元騎手という視点から最新競馬ニュースを大胆解説。愛する競馬を良くするために、時には厳しく物申させていただきます。週末重賞の見所と注目馬もピックアップ!
川田騎手でなければ……
2023/10/4(水)
皆様、こんにちは!つい先日、息子がコアップガラナが売っていたと買ってきてくれました。久しぶりに飲むガラナは美味しかったですよ。皆様には馴染みのない名前だと思いますが、北海道で売っているコーラに近い飲み物で、昔は瓶を箱で買っていたこともありました。なかなか北海道に行くことがないため、最近では飲んでいなかったのですが、久しぶりの一杯は本当に美味しかったです。ちなみに騎手からのリクエストでガラナを置いてある競馬場もあるんですよ。色々な種類があるのですが、コアップの瓶ガラナは絶品ですので、是非お試しください。
日曜のフランスでは凱旋門賞が行われ、日本でもお馴染みのクリスチャンが騎乗したエースインパクトが圧巻の走りで無敗の勝利を挙げました。海外だと強い間に引退をすることが主流ですので次走は未定ですが、それこそイクイノックスとの対戦を見てみたいなと心躍る走りでした。
日本からはスルーセブンシーズが挑戦し、4着という結果になりました。戦前エースインパクト以外には勝てるのではないかと思っていました。
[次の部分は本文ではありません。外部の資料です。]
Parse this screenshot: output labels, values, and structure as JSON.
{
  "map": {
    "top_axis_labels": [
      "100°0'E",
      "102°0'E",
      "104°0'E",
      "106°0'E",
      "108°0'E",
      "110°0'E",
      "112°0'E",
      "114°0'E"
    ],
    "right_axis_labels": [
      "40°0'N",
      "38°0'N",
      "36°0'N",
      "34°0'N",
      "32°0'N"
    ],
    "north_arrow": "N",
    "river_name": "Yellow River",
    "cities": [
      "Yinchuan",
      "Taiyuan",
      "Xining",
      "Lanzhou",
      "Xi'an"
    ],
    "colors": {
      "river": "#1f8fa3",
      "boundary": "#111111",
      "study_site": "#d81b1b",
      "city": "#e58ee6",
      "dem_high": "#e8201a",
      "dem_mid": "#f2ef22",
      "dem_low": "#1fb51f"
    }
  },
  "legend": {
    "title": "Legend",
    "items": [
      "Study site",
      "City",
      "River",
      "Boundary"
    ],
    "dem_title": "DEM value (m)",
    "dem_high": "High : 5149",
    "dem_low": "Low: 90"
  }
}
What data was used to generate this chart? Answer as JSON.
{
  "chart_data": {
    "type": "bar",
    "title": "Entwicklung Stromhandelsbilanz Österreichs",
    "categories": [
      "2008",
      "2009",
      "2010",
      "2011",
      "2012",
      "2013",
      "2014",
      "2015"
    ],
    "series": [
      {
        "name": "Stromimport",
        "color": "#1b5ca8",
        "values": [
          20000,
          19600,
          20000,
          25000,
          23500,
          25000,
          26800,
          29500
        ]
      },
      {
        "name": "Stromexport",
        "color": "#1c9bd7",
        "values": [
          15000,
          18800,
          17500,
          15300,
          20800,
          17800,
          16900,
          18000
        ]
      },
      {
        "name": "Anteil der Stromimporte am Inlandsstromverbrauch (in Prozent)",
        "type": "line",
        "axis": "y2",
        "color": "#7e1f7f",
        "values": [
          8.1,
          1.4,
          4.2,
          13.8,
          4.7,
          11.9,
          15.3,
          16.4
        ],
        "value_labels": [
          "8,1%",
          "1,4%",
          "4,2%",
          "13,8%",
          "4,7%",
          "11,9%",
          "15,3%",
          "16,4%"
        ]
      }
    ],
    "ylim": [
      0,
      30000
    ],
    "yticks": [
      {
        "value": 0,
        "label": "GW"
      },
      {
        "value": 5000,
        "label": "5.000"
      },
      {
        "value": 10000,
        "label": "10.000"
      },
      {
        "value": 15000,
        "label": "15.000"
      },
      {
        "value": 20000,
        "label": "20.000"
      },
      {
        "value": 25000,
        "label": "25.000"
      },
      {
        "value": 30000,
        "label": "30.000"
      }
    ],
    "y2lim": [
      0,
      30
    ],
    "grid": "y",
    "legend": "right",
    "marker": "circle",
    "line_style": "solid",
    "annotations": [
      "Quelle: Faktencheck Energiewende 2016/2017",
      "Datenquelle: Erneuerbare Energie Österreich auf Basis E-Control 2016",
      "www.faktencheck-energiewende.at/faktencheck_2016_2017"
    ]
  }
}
馬場も例年よりは軽くなったこともありますし、どういった馬場でも走れる同馬にはチャンスがあると思っていたからです。次走は日本での走りとなると思いますが、次も非常に楽しみに感じるレースでした。しかし、扱いが難しそうタイプだけにルメールの確保は大きなファクターになると思います。
日本では秋G1開幕戦スプリンターズSが行われ、ソダシの妹ママコチャと川田君が勝利しました。このレースは非常に面白かったです。特に3コーナーから4コーナーにかけての駆け引きは秀逸でした。内からナムラクレアが外へ出そうとするのを川田君がガードすると、そこでママコチャは少しハミを噛むような形となり、早めの展開に。さらにメイケイエールがナムラクレアに蓋をしたことで万事休すとなりました。
その展開から少し早めの仕掛けになってしまったママコチャで、ハッキリと今回は川田君では無ければ押し切れていないと思います。しかし、そこまで馬を動かすことができるからこそ、蓋をした上で噛んだのなら保たせてやるという技術が光ったレースとなりました。2着には内から最高のコースを通ったマッドクールが入りました。ここまで器用なレースができるんだと驚かされました。坂井君も間違いなく世界レベルへと近づいている騎手というのをアピールできたレースコントロールだったと思います。
今週は3日間開催になります。開催場を東京・京都へと変え、また楽しみなレースが控えています。重賞競走はサウジアラビアRC、毎日王冠、京都大賞典が開催されます。中でも注目はサウジアラビアRCになります。初戦で非凡な才能を見せつけたシュトラウスとボンドガールが激突します。ここでの勝ち方によっては2歳G1の行方も見えるだけに非常に面白い対決になると思っています。
この2頭以外が勝つ可能性はもちろんありますが、個人的には2頭で飛び抜けていると思っています。東京競馬場は実力が出しやすいコースでもありますからね。勝ち方次第では来年のクラシックまで繋がってきますし、是非チェックしてみてください!
プロフィール
松田 幸春 - Yukiharu Matsuda
北海道生まれ(出身地は京都)。1969年騎手デビュー。通算成績は3908戦377勝で、その中にはディアマンテ(エリザベス女王杯)、リニアクイン(オークス)、ミヤマポピー(エリザベス女王杯)など伝説の名馬の勝利も含まれる。1987年にアイルランドの研修生として日本人騎手では始めて海外の騎乗を経験しており、知る人ぞ知る国際派のパイオニア。1992年2月の引退後は調教助手に転じ、解散まで伊藤修司厩舎の屋台骨を支え、その後は鮫島一歩厩舎で幾多の名馬を育て上げた。時代を渡り歩いた関西競馬界の証人であり、アドバイスを求めに来る後輩は後を絶たない。